AdolfVonKleist / Phonetisaurus

Phonetisaurus G2P
BSD 3-Clause "New" or "Revised" License
448 stars 122 forks source link

P2G? #9

Closed AlJohri closed 7 years ago

AlJohri commented 8 years ago

I believe old versions of Phonetisaurus had a --swap flag that could be used for P2G. Is this still possible?

http://wiki.phonetisaurus.googlecode.com/hg-history/01f8ea06f6591cf74d8ef4fd156cd27728ec9bd5/QuickStartExamples.wiki

Although the main focus in on Grapheme-to-Phoneme conversion, the approach that Phonetisaurus employs is symmetric with regard to the input and output symbols, thus it is relatively trivial to also construct Phoneme-to-Grapheme models using the same approach with albeit swapped inputs and outputs.
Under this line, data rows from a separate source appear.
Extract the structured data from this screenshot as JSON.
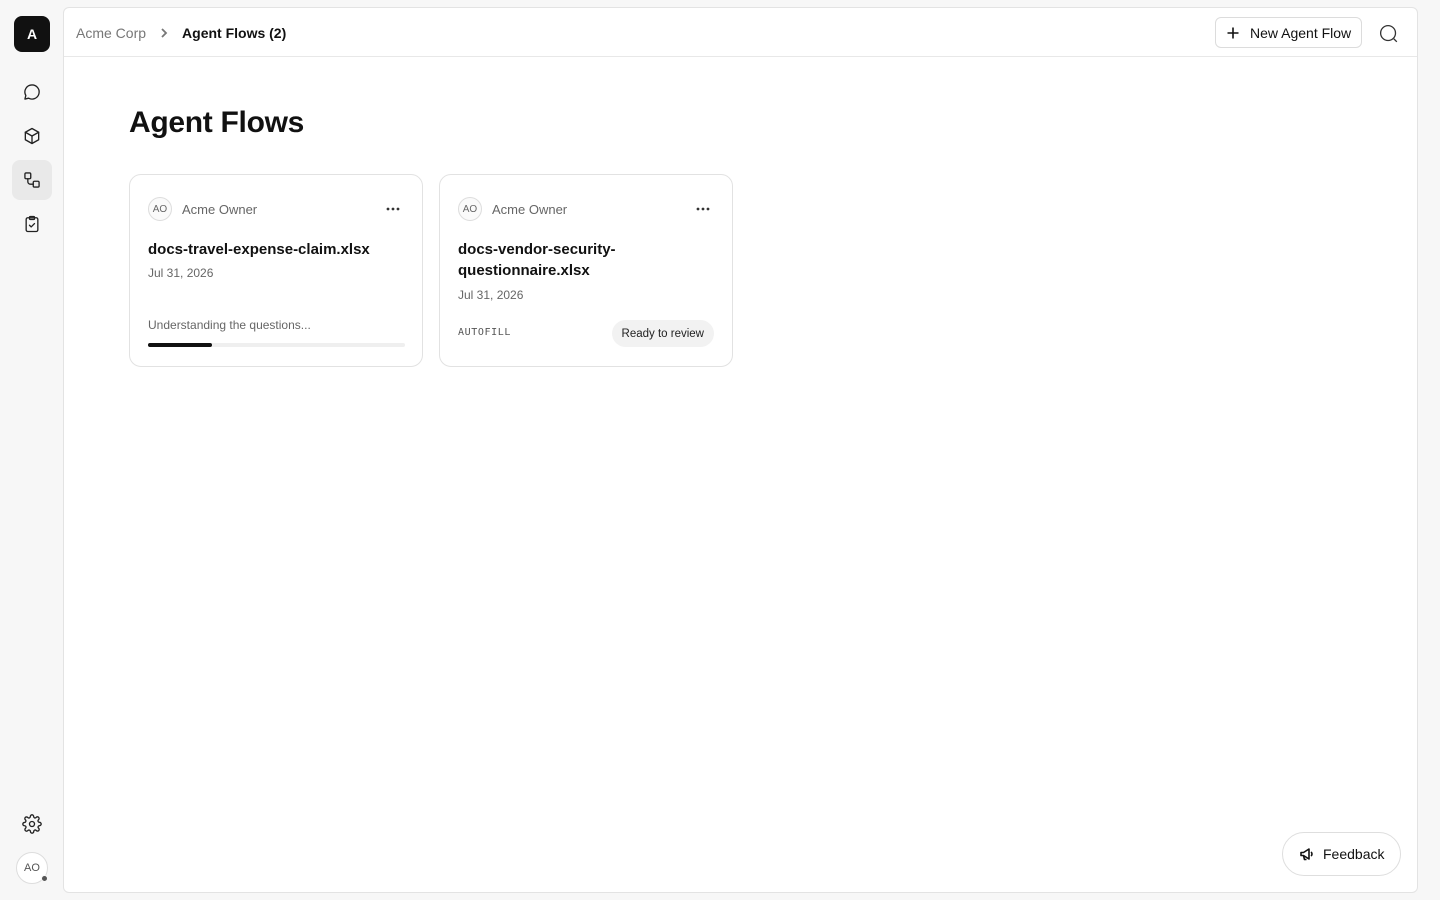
{
  "app": {
    "logo_letter": "A",
    "user_initials": "AO"
  },
  "rail": {
    "items": [
      {
        "name": "chat",
        "icon": "chat-bubble-icon",
        "active": false
      },
      {
        "name": "knowledge",
        "icon": "cube-icon",
        "active": false
      },
      {
        "name": "agent-flows",
        "icon": "flow-icon",
        "active": true
      },
      {
        "name": "tasks",
        "icon": "clipboard-check-icon",
        "active": false
      }
    ],
    "settings_icon": "gear-icon"
  },
  "breadcrumb": {
    "parent": "Acme Corp",
    "current": "Agent Flows (2)"
  },
  "header": {
    "new_button_label": "New Agent Flow",
    "search_icon": "search-icon"
  },
  "page": {
    "title": "Agent Flows"
  },
  "cards": [
    {
      "owner_initials": "AO",
      "owner_name": "Acme Owner",
      "title": "docs-travel-expense-claim.xlsx",
      "date": "Jul 31, 2026",
      "status_text": "Understanding the questions...",
      "progress": 0.25
    },
    {
      "owner_initials": "AO",
      "owner_name": "Acme Owner",
      "title": "docs-vendor-security-questionnaire.xlsx",
      "date": "Jul 31, 2026",
      "tag": "AUTOFILL",
      "status_badge": "Ready to review"
    }
  ],
  "feedback": {
    "label": "Feedback"
  }
}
== Forward P2G == A Phoneme-to-Grapheme model can be generated from the same input dictionary by simply flipping the '--swap' flag, which will swap the positions of the pronunciations and words in the training data.

$ ./train-model.py \
         --dict ../data/g014a2.train.bsf \
         --order 9 \
         --prefix test/test \
         --delX --maxX 2 --maxY 2 \
         --maxFn joint \
         --smoothing FixModKN
         --swap

and this model can be similarly tested with the following command.

$ ../phonetisaurus-g2p \
         -m test-swap/test-swap.fst \
         -t ../data/g014a2.clean-swap.test \
         --sep " " | ./eval-test.pl 
Total: 4998
Corr:  2975
WER:  0.404761904761905
AdolfVonKleist commented 7 years ago

For the moment the best bet would be to use the actual older version. These are still available in the defunct downloads section in googlecode. We can see about adding them back in a bit later.